- Developer: Power of 2
- Publisher: Tripwire Interactive
- Designers: Robin Flodin; Teddy Sjöström;
- Programmer: Teddy Sjöström
- Artist: Robin Flodin
- Composer: Christopher Flodin
- Engine: Microsoft XNA ;
- Platforms: Microsoft Windows, Linux, OS X
- Release: Microsoft Windows; 4 May 2011; Linux, OS X; February 2013;
- Genre: Real-time strategy
- Mode: Single-player

= Dwarfs (video game) =

2011 real-time strategy video game

Dwarfs!? is a 2011 real-time strategy game developed by Power of 2 and published by Tripwire Interactive. In the game, the player acts as the overseer for an underground Dwarf colony, as the player must defend them by doing things such as building walls, solidifying rock, and bombing holes as they mine for resources. The game features multiple game modes, which range from an arcade mode, where the goal is getting the highest score, to a tower defence mode. Power of 2's Robin Flodin and Teddy Sjöström conceived the game in late 2009 while studying video game design.

== Gameplay ==
Dwarfs!? is a real-time strategy game. The gameplay consists of management of a Dwarf mining colony, where the player must manage the gold collected by miner dwarfs, to draw arrows to guide dwarfs, bomb holes with dynamite to divert water flow, and purchase warriors to fight enemies. There are various monsters such as goblins and spiders, who must be battled with warrior dwarfs that the player can purchase at bases and outposts.

== Development ==
Dwarfs!? was developed by Power of 2, a company composed of Robin Flodin and Teddy Sjöström. Near the end of 2009, while they were studying video game design at the University of Gotland, they conceived the game's concept for a lesson in which they were to create a playable game within a few days. The game Dwarf Fortress was among their inspirations. Flodin and Sjöström additionally acted as the game's artist and programmer, respectively, while Christopher Flodin contributed sound. According to Robin Flodin, Dwarfs!? was initially developed with iOS in mind, but later turned out as a personal computer game. Power of 2 shared an office with Flodin's other venture, Zeal Game Studio, in Visby.
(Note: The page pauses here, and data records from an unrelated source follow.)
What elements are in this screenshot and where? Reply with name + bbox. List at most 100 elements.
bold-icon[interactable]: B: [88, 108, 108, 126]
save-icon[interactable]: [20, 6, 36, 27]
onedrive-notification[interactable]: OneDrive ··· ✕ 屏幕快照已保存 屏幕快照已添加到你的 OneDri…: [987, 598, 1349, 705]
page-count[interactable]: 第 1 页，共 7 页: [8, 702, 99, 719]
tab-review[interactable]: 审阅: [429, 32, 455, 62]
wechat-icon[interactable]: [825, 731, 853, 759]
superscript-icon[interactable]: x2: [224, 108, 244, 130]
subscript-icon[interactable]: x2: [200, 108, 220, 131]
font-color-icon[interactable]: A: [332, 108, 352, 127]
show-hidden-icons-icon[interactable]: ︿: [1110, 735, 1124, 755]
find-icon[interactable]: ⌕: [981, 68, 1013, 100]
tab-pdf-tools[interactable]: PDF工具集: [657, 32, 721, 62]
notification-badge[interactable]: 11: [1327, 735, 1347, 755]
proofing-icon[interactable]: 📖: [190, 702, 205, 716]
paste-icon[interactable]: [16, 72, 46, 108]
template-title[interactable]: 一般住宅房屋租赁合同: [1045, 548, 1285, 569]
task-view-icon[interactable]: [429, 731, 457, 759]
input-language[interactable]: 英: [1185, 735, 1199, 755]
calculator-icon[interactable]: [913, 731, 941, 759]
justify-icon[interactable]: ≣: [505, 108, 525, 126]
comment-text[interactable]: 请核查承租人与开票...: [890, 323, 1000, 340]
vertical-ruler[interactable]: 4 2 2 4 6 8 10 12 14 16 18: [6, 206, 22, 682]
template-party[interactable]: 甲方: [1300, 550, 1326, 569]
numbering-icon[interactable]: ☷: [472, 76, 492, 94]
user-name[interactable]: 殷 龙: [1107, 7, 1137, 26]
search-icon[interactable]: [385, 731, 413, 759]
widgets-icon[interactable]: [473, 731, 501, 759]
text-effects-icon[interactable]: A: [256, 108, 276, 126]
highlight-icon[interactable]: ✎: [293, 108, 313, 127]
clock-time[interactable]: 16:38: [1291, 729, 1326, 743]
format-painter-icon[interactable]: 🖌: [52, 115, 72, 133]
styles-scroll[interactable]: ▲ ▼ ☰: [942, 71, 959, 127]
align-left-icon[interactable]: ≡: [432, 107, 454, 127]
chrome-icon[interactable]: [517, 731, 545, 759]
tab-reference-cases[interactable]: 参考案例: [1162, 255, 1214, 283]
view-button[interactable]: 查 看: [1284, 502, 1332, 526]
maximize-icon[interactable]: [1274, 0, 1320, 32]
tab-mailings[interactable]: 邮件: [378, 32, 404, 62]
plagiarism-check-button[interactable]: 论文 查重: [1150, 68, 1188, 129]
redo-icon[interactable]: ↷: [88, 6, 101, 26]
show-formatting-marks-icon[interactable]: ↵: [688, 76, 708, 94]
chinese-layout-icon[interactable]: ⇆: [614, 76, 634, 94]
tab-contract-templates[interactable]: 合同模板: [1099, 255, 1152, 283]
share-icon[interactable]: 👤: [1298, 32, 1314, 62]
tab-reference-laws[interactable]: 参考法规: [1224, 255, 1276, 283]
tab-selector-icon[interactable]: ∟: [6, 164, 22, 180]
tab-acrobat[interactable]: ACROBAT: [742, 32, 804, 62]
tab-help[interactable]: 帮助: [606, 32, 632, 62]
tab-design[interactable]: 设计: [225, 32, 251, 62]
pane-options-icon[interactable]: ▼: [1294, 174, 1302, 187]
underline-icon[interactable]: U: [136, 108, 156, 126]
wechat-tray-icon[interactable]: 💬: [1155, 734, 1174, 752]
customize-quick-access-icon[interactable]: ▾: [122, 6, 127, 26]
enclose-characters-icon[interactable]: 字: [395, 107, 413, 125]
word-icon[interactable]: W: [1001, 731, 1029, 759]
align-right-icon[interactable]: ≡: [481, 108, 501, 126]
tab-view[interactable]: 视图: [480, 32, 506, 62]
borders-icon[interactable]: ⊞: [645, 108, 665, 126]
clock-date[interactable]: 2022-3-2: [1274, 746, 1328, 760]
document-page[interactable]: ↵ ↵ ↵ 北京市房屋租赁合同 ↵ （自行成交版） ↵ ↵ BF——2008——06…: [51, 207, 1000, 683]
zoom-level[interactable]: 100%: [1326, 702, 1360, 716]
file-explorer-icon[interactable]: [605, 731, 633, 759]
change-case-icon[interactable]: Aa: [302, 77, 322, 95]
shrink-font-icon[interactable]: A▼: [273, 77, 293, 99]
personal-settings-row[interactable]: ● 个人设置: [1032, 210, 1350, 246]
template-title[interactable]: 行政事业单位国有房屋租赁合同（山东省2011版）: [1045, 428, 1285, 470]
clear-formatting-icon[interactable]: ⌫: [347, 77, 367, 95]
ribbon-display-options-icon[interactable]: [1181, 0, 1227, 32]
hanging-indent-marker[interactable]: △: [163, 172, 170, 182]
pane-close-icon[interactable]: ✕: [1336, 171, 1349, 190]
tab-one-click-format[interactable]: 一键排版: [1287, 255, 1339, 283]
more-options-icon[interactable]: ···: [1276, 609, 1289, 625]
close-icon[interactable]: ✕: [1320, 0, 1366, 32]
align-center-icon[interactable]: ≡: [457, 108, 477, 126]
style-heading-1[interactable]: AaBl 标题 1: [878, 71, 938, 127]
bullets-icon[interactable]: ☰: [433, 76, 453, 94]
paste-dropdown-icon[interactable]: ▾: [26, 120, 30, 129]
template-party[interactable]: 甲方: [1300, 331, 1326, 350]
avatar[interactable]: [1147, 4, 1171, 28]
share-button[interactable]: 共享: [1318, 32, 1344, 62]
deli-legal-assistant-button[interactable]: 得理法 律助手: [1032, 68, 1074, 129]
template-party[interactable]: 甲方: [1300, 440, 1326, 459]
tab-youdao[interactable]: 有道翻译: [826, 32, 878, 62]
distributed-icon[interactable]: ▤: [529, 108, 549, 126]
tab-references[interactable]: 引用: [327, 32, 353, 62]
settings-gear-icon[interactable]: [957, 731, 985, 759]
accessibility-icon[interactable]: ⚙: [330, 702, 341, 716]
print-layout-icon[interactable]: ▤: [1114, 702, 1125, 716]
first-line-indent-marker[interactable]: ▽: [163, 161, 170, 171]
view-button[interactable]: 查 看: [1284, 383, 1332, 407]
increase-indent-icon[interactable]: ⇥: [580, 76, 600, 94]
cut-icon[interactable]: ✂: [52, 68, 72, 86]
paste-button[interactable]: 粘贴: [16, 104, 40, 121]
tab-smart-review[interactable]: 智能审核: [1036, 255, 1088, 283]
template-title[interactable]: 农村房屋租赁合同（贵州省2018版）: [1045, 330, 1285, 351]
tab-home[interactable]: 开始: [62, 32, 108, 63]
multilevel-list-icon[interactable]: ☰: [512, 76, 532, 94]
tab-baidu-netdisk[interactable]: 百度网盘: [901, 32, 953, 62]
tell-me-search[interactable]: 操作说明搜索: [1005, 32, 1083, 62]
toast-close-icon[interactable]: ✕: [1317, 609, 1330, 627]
Flodin had been acquainted with Tripwire Interactive, an American video game company, since the latter competed in the 2008 Gotland Game Awards. He pitched Dwarfs!? to the company, which agreed to publish the game in 2010 and subsequently made an agreement to release the game on the Steam storefront. It was the fourth game to be published by Tripwire Interactive, which also provided quality assurance for the game. A beta version of Dwarfs!? was available around August 2010. The full game was released on 4 May 2011 alongside a demo. The Microsoft Windows game was ported to Linux and OS X in February 2013.

== Reception ==
Dwarfs!? won the "Pwnage Award" at the 2010 Gotland Game Awards and was named the "Game of the Year" at the 2010 Swedish Game Awards. Upon release, editors of The A.V. Club praised the game as a "distillation, assembling the best parts of more complex games, and filtering out everything else".

Dwarfs!? sold over 100,000 copies by November 2011 and more than 250,000 by November 2017. The game's success led Paradox Interactive, a Swedish video game publisher, to partner with and invest in Zeal Game Studio, which Flodin had founded in 2011 and ran as chief executive officer. Tripwire Interactive added the "Dwarfs!? Axe" as a weapon to its game Killing Floor in December 2012.